16. Function Annotation: FxNm( input: str ) -> str

This function receives a (word/string) as a parameter. The objective of the function is to convert
the incoming string to its "Pig Latin" equivalent and return the Pig Latin string.

For our purposes, we will use the following as the rules for translation of a word into "Pig Latin":

1. A word is a consecutive sequence of letters (a-z, A-Z) or apostrophes. You may assume that the input to
the function will only be a single "word". Examples: Zebra , doesn't , apple
2. If a word starts with a vowel, the Pig Latin version is the original word with "way" added to the end
3. If a word starts with a consonant, or a series of consecutive consonants, the Pig Latin
version transfers ALL consonants up to the first vowel to the end of the word, and adds "ay" to the end.
4. The letter 'y' should be treated as a consonant if it is the first letter of a word,
but treated as a vowel otherwise.
5. If the original word is capitalized, the new Pig Latin version of the word should be capitalized
in the first letter.  If the original capital letter was a consonant, and thus moved, it should not
be capitalized once in its new location.

### Steps
1. Author your ‘ToPigLatin’ function
2. Convert the following test data into a Python dictionary.

Test Word (keys) | Pig Latin (values)
-----------------|--------------------
football | ootballfay
Pittsburgh | Ittsburghpay
Apple | Appleway
oink | oinkway
ontology | ontologyway
yellow | ellowyay
yttrium | iumyttray

3. Iterate over the dictionary supplying the dictionary keys as arguments to your ToPigLatin function.
4. Confirm your returned results against the dictionary values.
5. Upon confirmation, display the test word and its Pig Latin translation via print


In [11]:
# RE Pig Latin Converter Code
VOWELS = 'aeiou'

# TEST DATA
test_dict = dict(
    football = 'ootballfay',
    Pittsburgh = 'Ittsburghpay',
    Apple = 'Appleway',
    oink = 'oinkway',
    ontology = 'ontologyway',
    yellow = 'ellowyay',
    yttrium = 'iumyttray')

# test boundary condition.  word that starts with
# y but is followed by a consonant
# yttrium - a silvery, malleable metallic element that is found in the same ores as other rare-earth elements

def to_pig_latin(eng_word):

    if len(eng_word) == 0:
        raise ValueError("Input must contain characters.")

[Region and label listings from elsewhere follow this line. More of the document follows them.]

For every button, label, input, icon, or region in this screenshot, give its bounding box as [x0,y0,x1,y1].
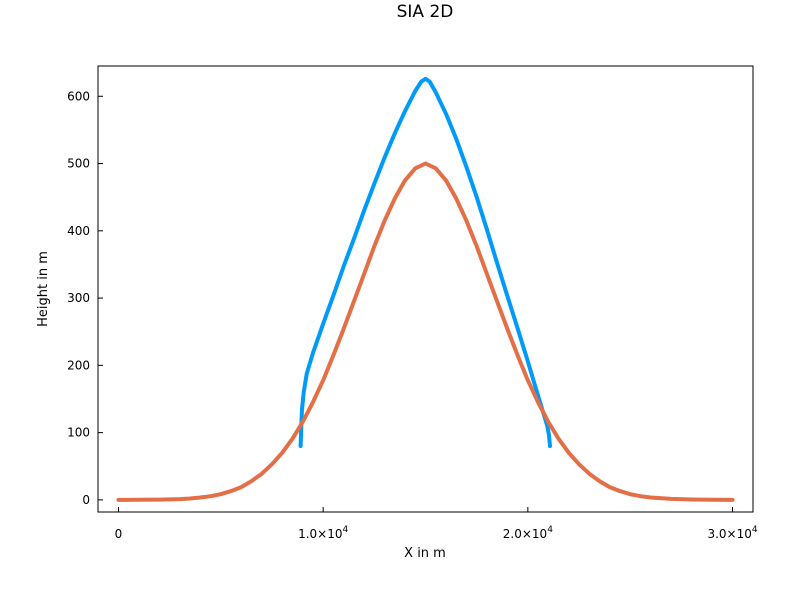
y-tick-label: 100 [67,426,90,440]
y-tick-label: 0 [82,493,90,507]
x-tick-label: 2.0×104 [503,525,553,541]
x-axis-label: X in m [404,546,446,561]
x-axis: 0 1.0×104 2.0×104 3.0×104 [115,507,758,541]
y-tick-label: 400 [67,224,90,238]
y-tick-label: 500 [67,157,90,171]
x-tick-label: 0 [115,527,123,541]
x-tick-label: 3.0×104 [707,525,757,541]
y-tick-label: 300 [67,291,90,305]
series-line-2 [116,161,735,502]
x-tick-label: 1.0×104 [298,525,348,541]
y-axis: 0 100 200 300 400 500 600 [67,89,103,507]
y-axis-label: Height in m [36,251,51,327]
chart-title: SIA 2D [397,2,454,22]
y-tick-label: 600 [67,89,90,103]
series-layer [116,76,735,502]
y-tick-label: 200 [67,358,90,372]
plot-frame [97,65,754,513]
series-line-1 [298,76,552,449]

    # remember if I need to return title case word
    if eng_word[0].isupper():
        to_upper = True
    else:
        to_upper = False

    # now, normalize the word to LC
    eng_word = eng_word.lower()

    # low hanging fruit
    if eng_word[0] in VOWELS:
        eng_word += 'way'
        return eng_word.title() if to_upper else eng_word

    # ok, word starts with consonant

    cons_str = ""
    for i,c in enumerate(eng_word):
        if i == 0 and c == 'y':
            cons_str += c
        elif c not in (VOWELS + 'y'):
            cons_str += c
        else:
            break
    else:
        raise ValueError("English words must contain a vowel.")

    new_word = eng_word[i:] + cons_str + 'ay'
    return new_word.title() if to_upper else new_word

# run the test data through the PL translation
for k,v in test_dict.items():
    pig = to_pig_latin(k)
    if pig == v:
        print(f'{k} => {pig}')
    else:
        print(f'Failure for Enlish word: {k}. {pig} should be {v}.')

football => ootballfay
Pittsburgh => Ittsburghpay
Apple => Appleway
oink => oinkway
ontology => ontologyway
yellow => ellowyay
yttrium => iumyttray